Legal
Privacy Policy
How we handle personal information when you use our website, contact us, or participate in an Aegis design partner pilot.
1. Scope
This policy describes how Salanor Systems, Inc. ("Salanor," "we," "us") processes personal data when you:
- Visit salanor.com and related marketing pages
- Submit the contact or design-partner forms
- Sign in to the Aegis console or Salanor Platform Ops (pilot environments)
- Use the Aegis API and SDKs as a customer or design partner
Customer agreements and data processing addenda (DPAs) govern production tenant data once you sign an order form. This page is the baseline notice for our public surfaces.
2. Data we collect
Website and contact. Name, work email, organization, message content, and technical metadata (hashed IP address, page path, timestamp) when you use the contact form.
Console accounts. Email address, display name, password hash (never stored in plain text), organization membership, role, session identifiers, and audit events related to sign-in and administration.
Aegis product data. Metadata about agent actions (APS-1 events), policy decisions, trace identifiers, and optional redacted tool arguments. Signing keys for events remain under your control (bring-your-own-key). We do not require raw model prompts in the default configuration.
Support and email.
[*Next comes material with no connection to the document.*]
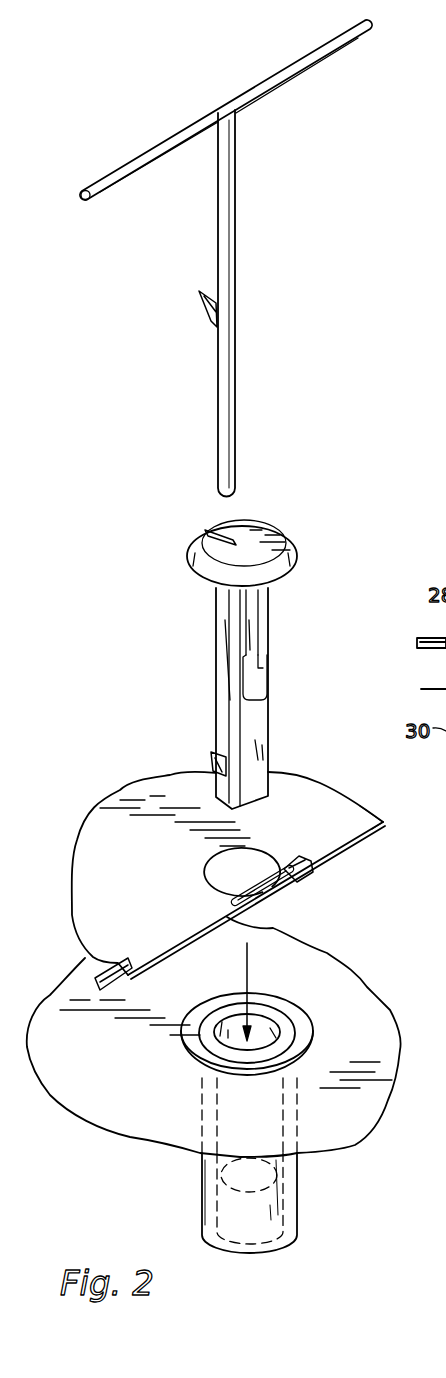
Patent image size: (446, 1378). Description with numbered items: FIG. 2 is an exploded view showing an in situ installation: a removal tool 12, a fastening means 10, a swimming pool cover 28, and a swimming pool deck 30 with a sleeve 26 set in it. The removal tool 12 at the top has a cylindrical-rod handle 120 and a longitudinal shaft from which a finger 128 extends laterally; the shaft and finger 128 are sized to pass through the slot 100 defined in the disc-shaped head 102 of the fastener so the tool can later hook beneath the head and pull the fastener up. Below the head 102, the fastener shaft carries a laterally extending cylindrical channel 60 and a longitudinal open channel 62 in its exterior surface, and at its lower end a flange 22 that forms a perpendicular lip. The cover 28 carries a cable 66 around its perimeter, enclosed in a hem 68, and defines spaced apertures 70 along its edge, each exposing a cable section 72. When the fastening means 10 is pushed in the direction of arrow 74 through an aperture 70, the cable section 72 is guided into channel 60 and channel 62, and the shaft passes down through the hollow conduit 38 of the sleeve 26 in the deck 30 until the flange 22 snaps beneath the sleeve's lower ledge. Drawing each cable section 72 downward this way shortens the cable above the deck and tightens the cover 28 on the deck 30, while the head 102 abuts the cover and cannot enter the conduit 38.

If you correspond with us, we retain the content needed to respond.
3. How we use data
- Operate, secure, and improve the website and services
- Respond to sales, support, and security reports
- Provide the Aegis ledger, console, exports, and APIs you configure
- Meet legal obligations and enforce our terms
We do not sell personal information. We do not use contact form data for unrelated advertising lists.
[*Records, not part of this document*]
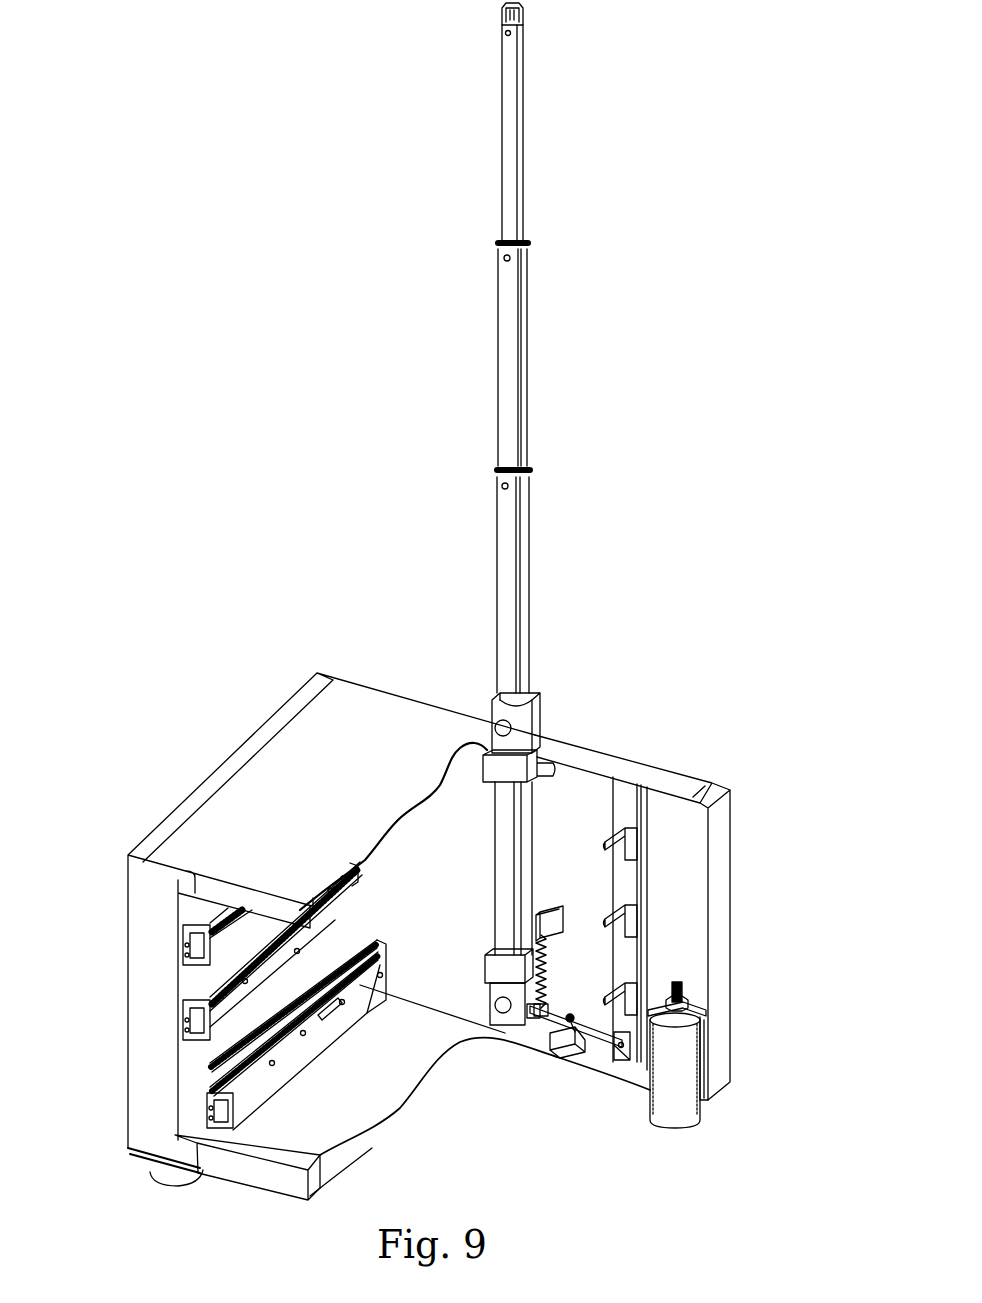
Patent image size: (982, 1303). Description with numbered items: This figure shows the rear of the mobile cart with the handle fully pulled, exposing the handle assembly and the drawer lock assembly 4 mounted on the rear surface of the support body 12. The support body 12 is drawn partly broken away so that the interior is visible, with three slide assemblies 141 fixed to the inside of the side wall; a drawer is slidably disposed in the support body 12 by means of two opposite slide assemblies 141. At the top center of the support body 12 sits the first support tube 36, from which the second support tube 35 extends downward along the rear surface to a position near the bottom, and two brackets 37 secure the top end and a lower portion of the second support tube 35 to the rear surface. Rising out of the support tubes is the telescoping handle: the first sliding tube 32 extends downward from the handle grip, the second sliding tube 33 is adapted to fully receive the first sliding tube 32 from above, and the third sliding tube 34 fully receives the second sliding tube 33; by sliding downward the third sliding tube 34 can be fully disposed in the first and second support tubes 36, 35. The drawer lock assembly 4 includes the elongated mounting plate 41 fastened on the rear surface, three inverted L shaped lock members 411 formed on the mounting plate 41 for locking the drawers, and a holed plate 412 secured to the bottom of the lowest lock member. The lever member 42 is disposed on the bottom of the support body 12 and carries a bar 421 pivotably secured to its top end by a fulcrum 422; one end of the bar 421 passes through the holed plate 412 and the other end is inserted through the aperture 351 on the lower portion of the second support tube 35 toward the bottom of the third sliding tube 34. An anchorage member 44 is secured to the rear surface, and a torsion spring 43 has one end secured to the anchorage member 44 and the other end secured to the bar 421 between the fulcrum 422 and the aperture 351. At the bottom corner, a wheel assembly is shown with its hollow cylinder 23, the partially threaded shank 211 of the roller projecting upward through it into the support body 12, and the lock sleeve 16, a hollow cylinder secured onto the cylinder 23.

The support body 12 is at (270, 776).
The slide assembly 141 is at (182, 925).
The lock sleeve 16 is at (704, 1070).
The partially threaded shank 211 is at (690, 1003).
The hollow cylinder 23 is at (686, 1098).
The first sliding tube 32 is at (512, 157).
The second sliding tube 33 is at (505, 388).
The third sliding tube 34 is at (505, 572).
The second support tube 35 is at (503, 884).
The aperture 351 is at (530, 1012).
The first support tube 36 is at (533, 723).
The bracket 37 is at (487, 765).
The drawer lock assembly 4 is at (682, 926).
The elongated mounting plate 41 is at (630, 870).
The inverted L shaped lock member 411 is at (632, 977).
The holed plate 412 is at (628, 1062).
The lever member 42 is at (581, 1042).
The bar 421 is at (545, 1012).
The fulcrum 422 is at (567, 1023).
The torsion spring 43 is at (552, 986).
The anchorage member 44 is at (551, 910).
4. Legal bases (EEA/UK visitors)
Where GDPR applies, we rely on:
- Contract — providing services you request or evaluate under a pilot
- Legitimate interests — securing our platform, preventing abuse, and communicating about your account
- Consent — where required (e.g. optional marketing updates you opt into)
- Legal obligation — when law requires retention or disclosure
5. Processors and hosting
We use infrastructure providers (for example cloud hosting, Postgres, email delivery, and observability) under written terms that require appropriate safeguards. A current sub-processor list is available on request for customers under NDA or DPA.
Production regions and exact vendors are listed in customer documentation during onboarding.
6. Retention
- Contact submissions: retained while relevant to active conversations, then archived or deleted
- Console audit and APS-1 events: per your plan retention settings (pilot defaults documented at onboarding)
- Session logs: short operational window unless needed for security investigation
7. Security
We use encryption in transit, access controls, tenant isolation, and signed event verification in the product. Report issues to security@salanor.com or see our security page and security.txt.
8. Your rights
Depending on your location, you may request access, correction, deletion, restriction, or portability of personal data we control. Contact hello@salanor.com. We will verify your request before acting. You may lodge a complaint with your local supervisory authority.
9. International transfers
If we transfer data outside your country, we use appropriate safeguards (such as standard contractual clauses) where required by law.
10. Changes
We will post updates on this page and adjust the effective date. Material changes to customer processing will be communicated through your account team or agreement.